On Monday, Ohio State announced that the Board of Trustees will be meeting at 9 a.m. on Wednesday to discuss the findings of its 14-day investigation of Meyer.
Matthew Mitten, a professor of law and the executive director of the National Sports Law Institute at Marquette University Law School, said an investigation by the university is important and has to be done right, especially since charges were never pressed against Smith.
“The university does not have police powers. They’re not experts in investigation,” Mitten said. “What they’ve done is they’ve hired an independent law firm out of New York to investigate everything that went on. But that investigative group, they don’t have the power to require people to testify or give a statement.”
Lucas Sullivan of The Columbus Dispatch reported Monday the likely recommendation for Meyer is a suspension, which could be a “time served” punishment due to him being placed on administrative leave on Aug. 1.
Conducting a thorough investigation can be hard in a day and age where many wanted an announcement last week firing Meyer, while an equally vocal crowd wanted an announcement last week protecting his job.
Part of the university’s job will be handling public pressure while seeing the process through.
“You’ve got really substantial public interest and 24/7 social media,” Mitten said. “We saw this with the NFL, and we’ve certainly seen it with college teams, they’re basically trying to protect the reputation of their brand, and with the university it’s not just the athletic department it’s also everything else, the primary mission of the university is academics. They’ve got to hold themselves a high standard, as I think Ohio State is doing that.”
In Meyer’s absence, offensive coordinator and quarterbacks coach Ryan Day was named acting head coach and has been running fall camp while the Buckeyes prepare for the season opener.

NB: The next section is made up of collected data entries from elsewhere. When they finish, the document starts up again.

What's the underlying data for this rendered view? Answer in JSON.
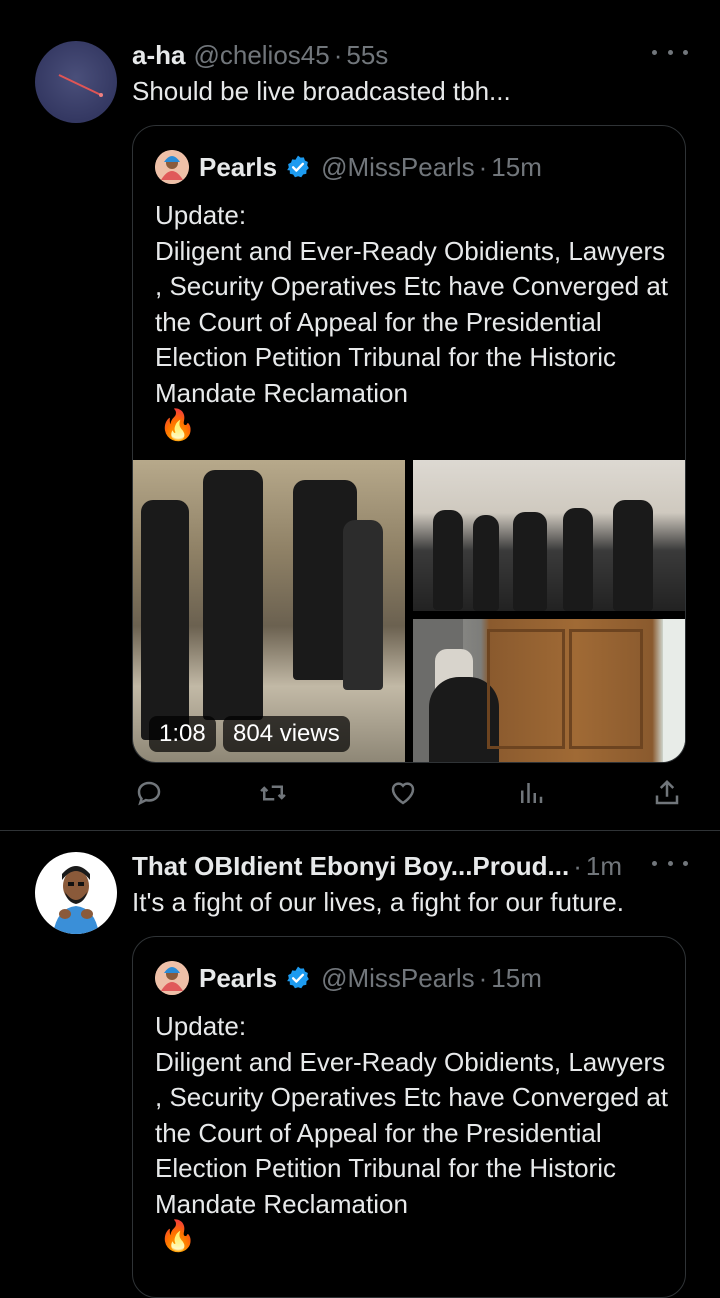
{
  "tweets": [
    {
      "name": "a-ha",
      "handle": "@chelios45",
      "time": "55s",
      "text": "Should be live broadcasted tbh...",
      "avatar_icon": "meteor-icon",
      "quote": {
        "name": "Pearls",
        "handle": "@MissPearls",
        "time": "15m",
        "text": "Update:\nDiligent and Ever-Ready Obidients, Lawyers , Security Operatives Etc have Converged at the Court of Appeal for the Presidential Election Petition Tribunal for the Historic Mandate Reclamation",
        "emoji": "🔥",
        "video_duration": "1:08",
        "video_views": "804 views"
      }
    },
    {
      "name": "That OBIdient Ebonyi Boy...Proud...",
      "handle": "",
      "time": "1m",
      "text": "It's a fight of our lives, a fight for our future.",
      "avatar_icon": "cartoon-man-avatar",
      "quote": {
        "name": "Pearls",
        "handle": "@MissPearls",
        "time": "15m",
        "text": "Update:\nDiligent and Ever-Ready Obidients, Lawyers , Security Operatives Etc have Converged at the Court of Appeal for the Presidential Election Petition Tribunal for the Historic Mandate Reclamation",
        "emoji": "🔥"
      }
    }
  ],
  "actions": [
    "reply-icon",
    "retweet-icon",
    "like-icon",
    "views-icon",
    "share-icon"
  ],
  "colors": {
    "background": "#000000",
    "text": "#e7e9ea",
    "muted": "#71767b",
    "border": "#2f3336",
    "verified": "#1d9bf0"
  }
}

With less than two weeks before the season begins against Oregon State, the AP poll took notice of the national headlines that Ohio State has made in the last month.
In the preseason Amway Coaches Poll released on Aug. 2, just one day after Meyer was placed on paid leave, Ohio State was named as the No. 3 team in the nation and earned one first place vote behind No. 1 Alabama and No. 2 Clemson.
Instead, Ohio State is not the first Big Ten team ranked by AP, with Wisconsin being placed as the No. 4 team and earning one first-place vote in the preseason poll.
The national polls indicate, despite the instability at the head coaching position going into the season, that the talent Meyer has accumulated in his time as head coach will keep Ohio State at the level of success it was expected to have.
However, without knowing if or when Meyer will be back, the long-term results are still to be seen.